The soldiers weren’t harmed and according to the Post and Courier used Uber Eats to order pizza to the hotel they were staying at.
Captain Jessica Donnelly, a spokeswoman for the South Carolina National Guard told Military Times: “The service members are okay. It was a single incident. Their command said the Soldiers were advised to file a report with the local police department.
“From my understanding they chose not to.
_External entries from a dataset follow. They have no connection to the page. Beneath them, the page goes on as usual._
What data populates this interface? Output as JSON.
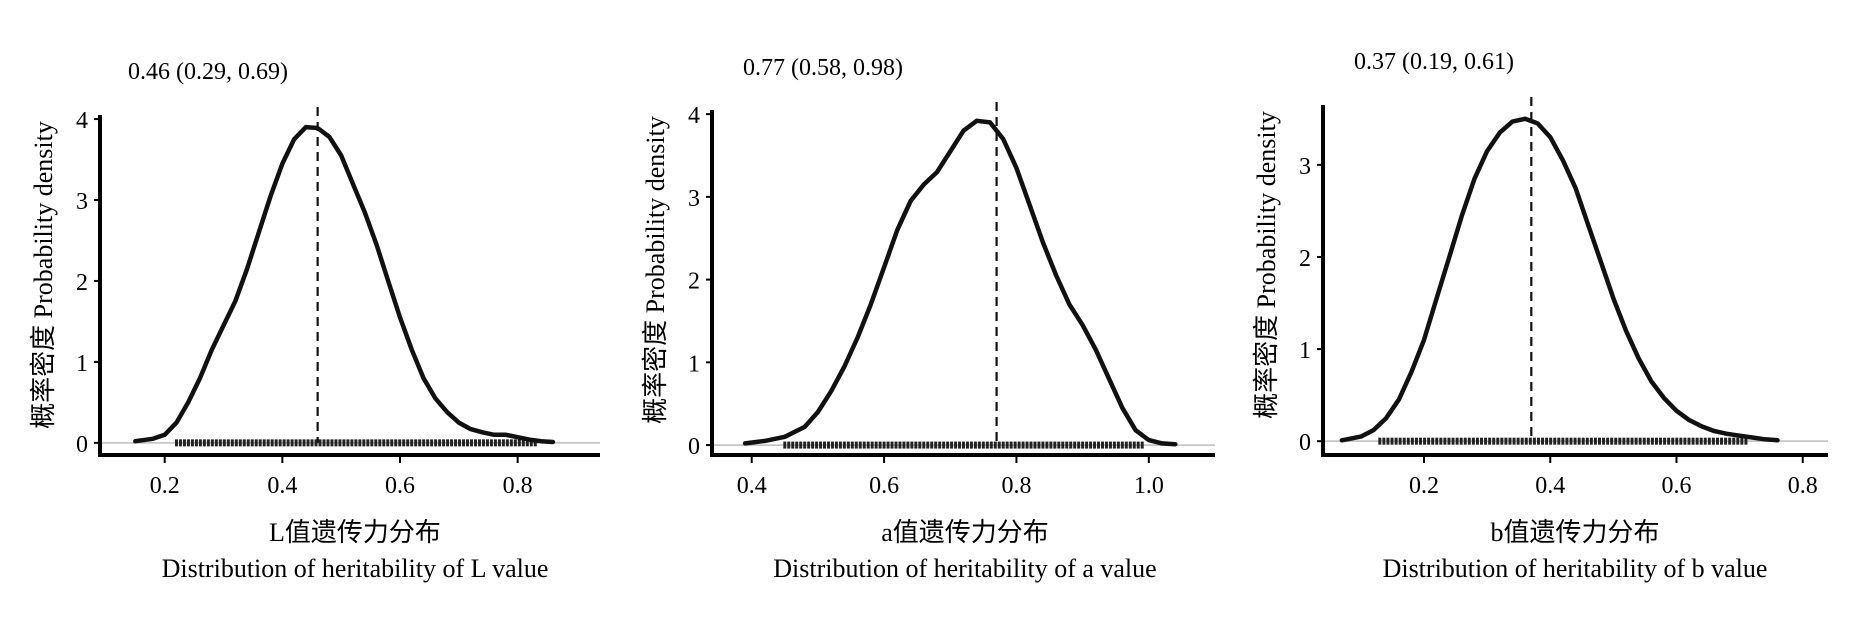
{
  "chart_data": [
    {
      "type": "line",
      "annotation": "0.46 (0.29, 0.69)",
      "xlabel_cn": "L值遗传力分布",
      "xlabel_en": "Distribution of heritability of L value",
      "ylabel": "概率密度 Probability density",
      "xlim": [
        0.09,
        0.94
      ],
      "ylim": [
        -0.15,
        4.05
      ],
      "xticks": [
        0.2,
        0.4,
        0.6,
        0.8
      ],
      "xtick_labels": [
        "0.2",
        "0.4",
        "0.6",
        "0.8"
      ],
      "yticks": [
        0,
        1,
        2,
        3,
        4
      ],
      "ytick_labels": [
        "0",
        "1",
        "2",
        "3",
        "4"
      ],
      "mode": 0.46,
      "series": [
        {
          "x": [
            0.15,
            0.18,
            0.2,
            0.22,
            0.24,
            0.26,
            0.28,
            0.3,
            0.32,
            0.34,
            0.36,
            0.38,
            0.4,
            0.42,
            0.44,
            0.46,
            0.48,
            0.5,
            0.52,
            0.54,
            0.56,
            0.58,
            0.6,
            0.62,
            0.64,
            0.66,
            0.68,
            0.7,
            0.72,
            0.74,
            0.76,
            0.78,
            0.8,
            0.82,
            0.84,
            0.86
          ],
          "y": [
            0.02,
            0.05,
            0.1,
            0.25,
            0.5,
            0.8,
            1.15,
            1.45,
            1.75,
            2.15,
            2.6,
            3.05,
            3.45,
            3.75,
            3.9,
            3.89,
            3.78,
            3.55,
            3.2,
            2.85,
            2.45,
            2.0,
            1.55,
            1.15,
            0.8,
            0.55,
            0.38,
            0.25,
            0.17,
            0.13,
            0.1,
            0.1,
            0.07,
            0.04,
            0.02,
            0.01
          ]
        }
      ],
      "rug": {
        "from": 0.22,
        "to": 0.83
      }
    },
    {
      "type": "line",
      "annotation": "0.77 (0.58, 0.98)",
      "xlabel_cn": "a值遗传力分布",
      "xlabel_en": "Distribution of heritability of a value",
      "ylabel": "概率密度 Probability density",
      "xlim": [
        0.34,
        1.1
      ],
      "ylim": [
        -0.12,
        4.05
      ],
      "xticks": [
        0.4,
        0.6,
        0.8,
        1.0
      ],
      "xtick_labels": [
        "0.4",
        "0.6",
        "0.8",
        "1.0"
      ],
      "yticks": [
        0,
        1,
        2,
        3,
        4
      ],
      "ytick_labels": [
        "0",
        "1",
        "2",
        "3",
        "4"
      ],
      "mode": 0.77,
      "series": [
        {
          "x": [
            0.39,
            0.42,
            0.45,
            0.48,
            0.5,
            0.52,
            0.54,
            0.56,
            0.58,
            0.6,
            0.62,
            0.64,
            0.66,
            0.68,
            0.7,
            0.72,
            0.74,
            0.76,
            0.78,
            0.8,
            0.82,
            0.84,
            0.86,
            0.88,
            0.9,
            0.92,
            0.94,
            0.96,
            0.98,
            1.0,
            1.02,
            1.04
          ],
          "y": [
            0.02,
            0.05,
            0.1,
            0.22,
            0.4,
            0.65,
            0.95,
            1.3,
            1.7,
            2.15,
            2.6,
            2.95,
            3.15,
            3.3,
            3.55,
            3.8,
            3.92,
            3.9,
            3.7,
            3.35,
            2.9,
            2.45,
            2.05,
            1.7,
            1.45,
            1.15,
            0.8,
            0.45,
            0.18,
            0.06,
            0.02,
            0.01
          ]
        }
      ],
      "rug": {
        "from": 0.45,
        "to": 0.99
      }
    },
    {
      "type": "line",
      "annotation": "0.37 (0.19, 0.61)",
      "xlabel_cn": "b值遗传力分布",
      "xlabel_en": "Distribution of heritability of b value",
      "ylabel": "概率密度 Probability density",
      "xlim": [
        0.04,
        0.84
      ],
      "ylim": [
        -0.15,
        3.65
      ],
      "xticks": [
        0.2,
        0.4,
        0.6,
        0.8
      ],
      "xtick_labels": [
        "0.2",
        "0.4",
        "0.6",
        "0.8"
      ],
      "yticks": [
        0,
        1,
        2,
        3
      ],
      "ytick_labels": [
        "0",
        "1",
        "2",
        "3"
      ],
      "mode": 0.37,
      "series": [
        {
          "x": [
            0.07,
            0.1,
            0.12,
            0.14,
            0.16,
            0.18,
            0.2,
            0.22,
            0.24,
            0.26,
            0.28,
            0.3,
            0.32,
            0.34,
            0.36,
            0.38,
            0.4,
            0.42,
            0.44,
            0.46,
            0.48,
            0.5,
            0.52,
            0.54,
            0.56,
            0.58,
            0.6,
            0.62,
            0.64,
            0.66,
            0.68,
            0.7,
            0.72,
            0.74,
            0.76
          ],
          "y": [
            0.01,
            0.05,
            0.12,
            0.25,
            0.45,
            0.75,
            1.1,
            1.55,
            2.0,
            2.45,
            2.85,
            3.15,
            3.35,
            3.47,
            3.5,
            3.45,
            3.3,
            3.05,
            2.75,
            2.35,
            1.95,
            1.55,
            1.2,
            0.9,
            0.65,
            0.47,
            0.33,
            0.23,
            0.16,
            0.11,
            0.08,
            0.06,
            0.04,
            0.02,
            0.01
          ]
        }
      ],
      "rug": {
        "from": 0.13,
        "to": 0.71
      }
    }
  ]
}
There is no additional information to report.”
On Thursday morning, Trump claimed National Guard troops assured him clearing the area around the White House was a “walk in the park.”
He tweeted: “Our great National Guard Troops who took care of the area around the White House could hardly believe how easy it was.
“’A walk in the park’, one said.”
White House Press Secretary said on Wednesday Trump was open to police reforms buy described the removal of qualified immunity as a “non-starter”.
Michigan’s Libertarian Congressman Justin Amash, formerly a Republican, has introduced a bill which would remove qualified immunity which prevents public officials from being sued for violating civil rights unless those rights have been established by clear case law.
The bill says: “It is the sense of the Congress that we must correct the erroneous interpretation of section 1983 which provides for qualified immunity, and reiterate the standard found on the face of the statute, which does not limit ability on the basis of the defendant’s good faith beliefs or on the basis that the right was not ‘clearly established’ at the time of the violation.”